まず、9時発のミニバスでバルトゥンに移動。

乗客は地元の客ばかりで、バルトゥンの中心地あたりで全員降りてしまい、残った客は僕だけ。

運転手がどこへ行くのかと聞いてきたので、「サフランボルだ」と答えると、オトガルとは別のミニバスステーションというか、バス会社のところへ連れていかれた。



ミニバスを運行している会社の前。写真の車が現在のトルコにおける「ミニバス」に利用されている車のタイプの主流。



アマスラからここまでの所要時間は30分。サフランボル行きのミニバスは1時間に一本くらいとけっこう頻発で、10時発のサフランボル行きで出発。



ミニバスの経由地で車中から。年配の男性たちがチャイをのみながらお話し(女性はこういう場所には出てこない)。



12時少し前、サフランボルに到着。いくつかのバス会社が入った平屋の建物はあるが、どうやらオトガルではなさそう。また、トルコの伝統的な家屋建築がたくさん残る、チャルシュではなさそう。

『地球の歩き方』によると、サフランボル観光のためには、オトガルからサフランボルの中心地クランキョイに移動して、そこからチャルシュに移動しなければならないとある。タクシーに乗ってしまえば、何の問題もないのだが、荷物が大きくて困っているというわけでもない。ということで、交通機関の選択はドルムシュの一択である。

ドルムシュ乗り場に街の人に「チャルシュ」と連発してチャルシュに行きたいという意思を伝える(この方法は基本的には有効)。そうこうしているうちに、現在地がクランキョイであることがわかったが、『歩き方』の地図では、クランキョイのどこにいるのかがよくわからない。じっくり読み込みながら歩くとわかるのだろうが、街の人の力を借りる方が早い。ということで、「チャルシュ」と「ドルムシュ」を連発して、チャルシュ行きのドルムシュ乗り場を尋ねる。あっちだと指さしてはくれるが、わからないというリアクションを示すと、最後には、若い男性がちょっと離れた乗り場まで連れて行ってくれた。トルコはまだまだこういう人たちがけっこういる国で助かる。

クランキョイで少し手間取ったが、12時半くらいにはチャルシュに到着。予約しておいた伝統的建築を利用したホテルにチェックイン。靴を脱いで上がるタイプのホテルだった。



宿泊した部屋(広い!)。さすがに一泊2000円台ということはなく、3600円くらい。




不思議な造りの部屋。右側の扉は洗面所・トイレの、左側の扉はシャワールームのもの。古い建物に無理やりトイレ・シャワーの設備を入れたのでこうなっているらしい。両方ともドアの下のラインより床が低くなっており、水が部屋に流れ込んでくることはないような構造。ただ、木製の可動式階段が急なので、年配の客の使用はけっこう危険かもしれない。

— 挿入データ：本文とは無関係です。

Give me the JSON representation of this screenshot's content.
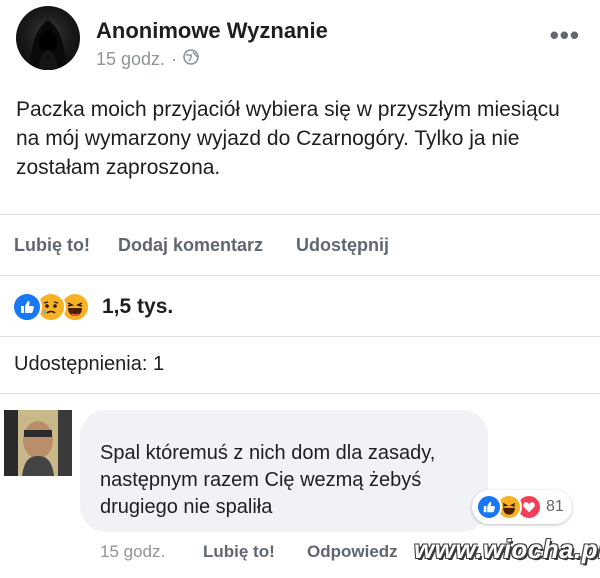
{
  "post": {
    "author": "Anonimowe Wyznanie",
    "time": "15 godz.",
    "separator": "·",
    "privacy_icon": "globe-icon",
    "more_label": "•••",
    "text": "Paczka moich przyjaciół wybiera się w przyszłym miesiącu na mój wymarzony wyjazd do Czarnogóry. Tylko ja nie zostałam zaproszona."
  },
  "actions": {
    "like": "Lubię to!",
    "comment": "Dodaj komentarz",
    "share": "Udostępnij"
  },
  "reactions": {
    "icons": [
      "like-icon",
      "sad-icon",
      "haha-icon"
    ],
    "count": "1,5 tys."
  },
  "shares": {
    "label": "Udostępnienia: 1"
  },
  "comment": {
    "text": "Spal któremuś z nich dom dla zasady, następnym razem Cię wezmą żebyś drugiego nie spaliła",
    "reactions_icons": [
      "like-icon",
      "haha-icon",
      "love-icon"
    ],
    "reactions_count": "81",
    "time": "15 godz.",
    "like_label": "Lubię to!",
    "reply_label": "Odpowiedz"
  },
  "watermark": "www.wiocha.pl",
  "colors": {
    "like_blue": "#1877f2",
    "emoji_yellow": "#f7b125",
    "love_red": "#f33e58",
    "secondary_text": "#606770",
    "muted_text": "#8d949e"
  }
}
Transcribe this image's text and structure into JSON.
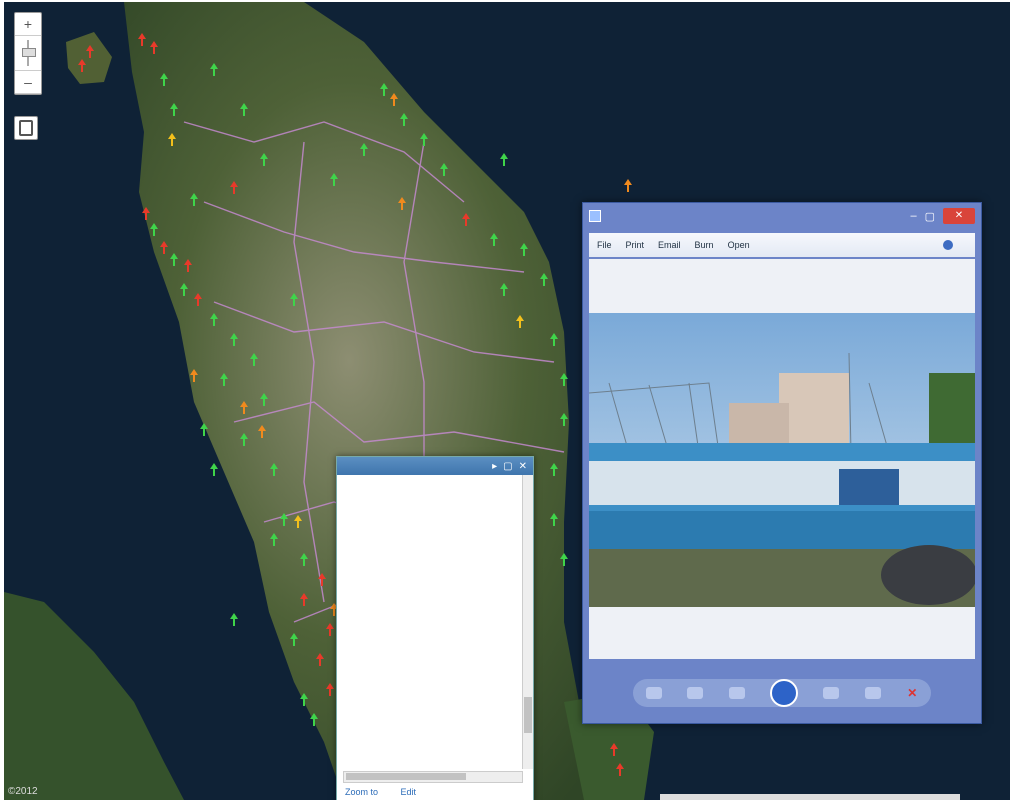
{
  "colors": {
    "red": "#e83a2a",
    "green": "#3fd44a",
    "orange": "#f08a1e",
    "yellow": "#f3c01c",
    "sea": "#0f2236",
    "land": "#4c5b3a"
  },
  "map": {
    "zoom_in": "+",
    "zoom_out": "–",
    "attribution": "©2012"
  },
  "popup": {
    "title": "",
    "rows": [
      {
        "k": "",
        "v": ""
      },
      {
        "k": "",
        "v": ""
      },
      {
        "k": "",
        "v": ""
      },
      {
        "k": "",
        "v": ""
      },
      {
        "k": "",
        "v": ""
      },
      {
        "k": "",
        "v": ""
      }
    ],
    "attachments_label": "",
    "attachment_link": "",
    "note": "",
    "footer": [
      "Zoom to",
      "",
      "Edit"
    ]
  },
  "viewer": {
    "title": "",
    "menu": [
      "File",
      "Print",
      "Email",
      "Burn",
      "Open"
    ]
  }
}
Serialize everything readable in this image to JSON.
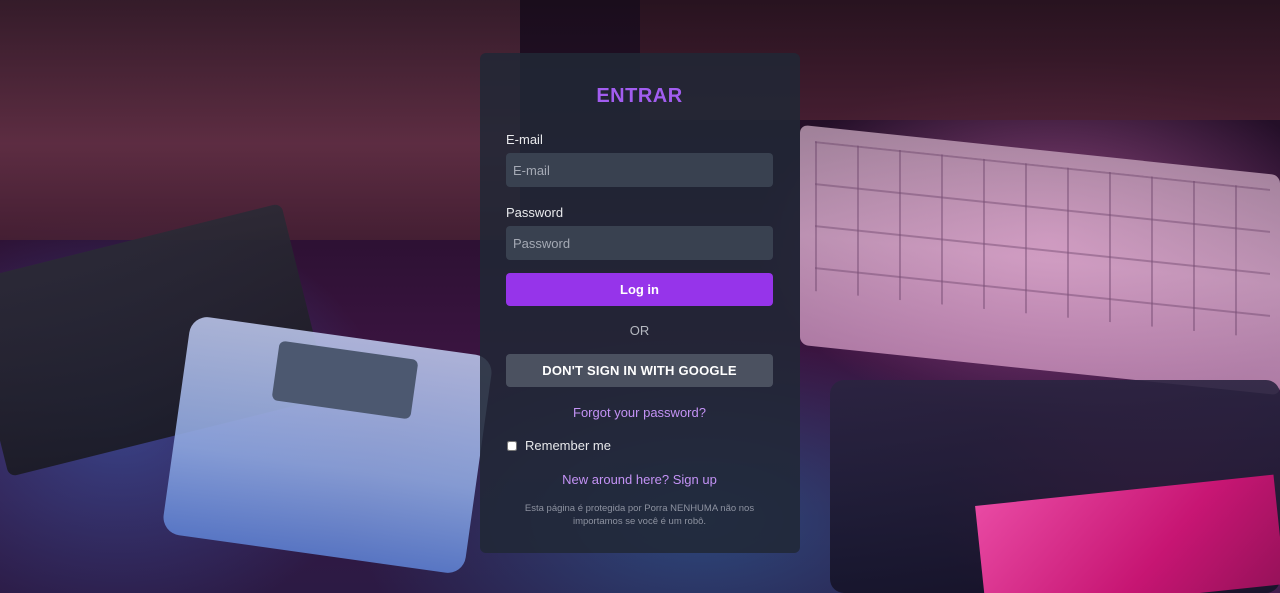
{
  "login": {
    "title": "ENTRAR",
    "email_label": "E-mail",
    "email_placeholder": "E-mail",
    "password_label": "Password",
    "password_placeholder": "Password",
    "login_button": "Log in",
    "divider": "OR",
    "google_button": "DON'T SIGN IN WITH GOOGLE",
    "forgot_link": "Forgot your password?",
    "remember_label": "Remember me",
    "remember_checked": false,
    "signup_link": "New around here? Sign up",
    "footnote": "Esta página é protegida por Porra NENHUMA não nos importamos se você é um robô."
  },
  "colors": {
    "accent": "#9634ea",
    "title": "#a25df0",
    "link": "#c392f5",
    "card_bg": "#212836",
    "field_bg": "#394150",
    "secondary_button": "#4b5160"
  }
}
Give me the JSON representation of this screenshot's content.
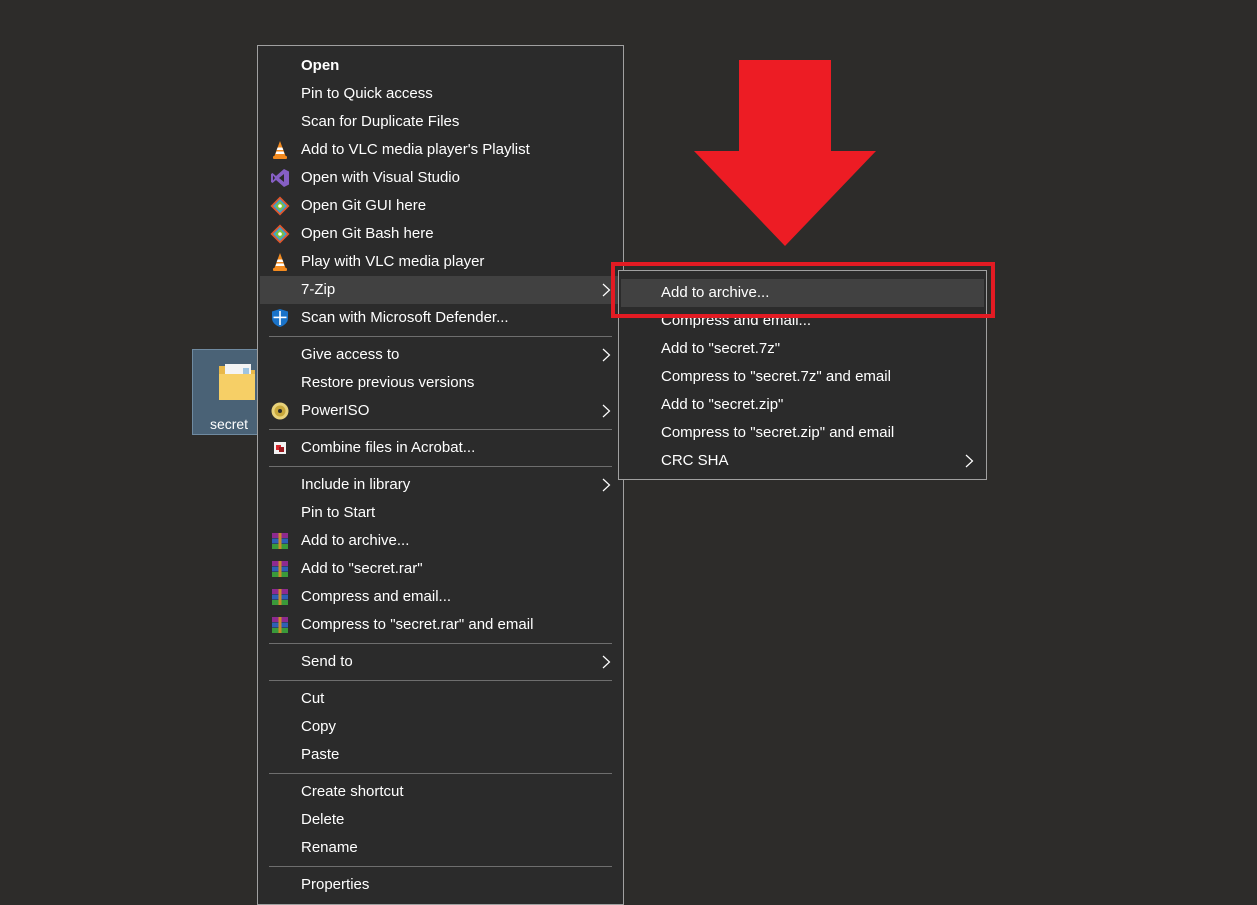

部屋に荷物を置いた後、さっそく街歩きへ出、まず、腹ごしらえをしてから、街を見渡すことのできるブドゥルルックの丘に登る。写真は登り口のあたりで、右側に写っている建物は内部を公開しているカイマカムラル・エヴィという民家。




丘の上から。




丘の上から。




上で記した公開している民家の内部。




人々の生活の再現。男性は男性だけで楽しむ(イスラム社会の特徴)。




人々の生活の再現。上の写真の逆で女性は女性たちだけで楽しむ。




次に行ったのはサフランボル歴史博物館。




博物館の展示はかなりユニークで、こんなお菓子屋を再現したものも。




博物館の外にはトルコ各地の時計塔の模型が。ちなみにトカットの時計塔の模型はなかった。







郵便局(PTT)も伝統的な建築物(を再現した建物?)に入っていた。













こんなところに猫が(ということで、やはり、サフランボルにも猫は沢山いた)。







またまた猫が。猫の後ろには伝統的な民家のミニチュア(といってもかなり大きい-こんな大きなものを買う人がいるのだろうか-いるから売られているのだろうが)。







夕食を食べたレストランの砂糖入れ。




屋根が蓋になっている。ところで、サフランボル。観光客の急増で観光客ずれが進んでいるかと思ったが、お土産屋のしつこい客引きもおらず、ハローと声をかけてくる子供もいたし、夕食を食べたレストランのおばさんはサービスでチャイを出してくれたし、いい感じで観光地化しているという印象。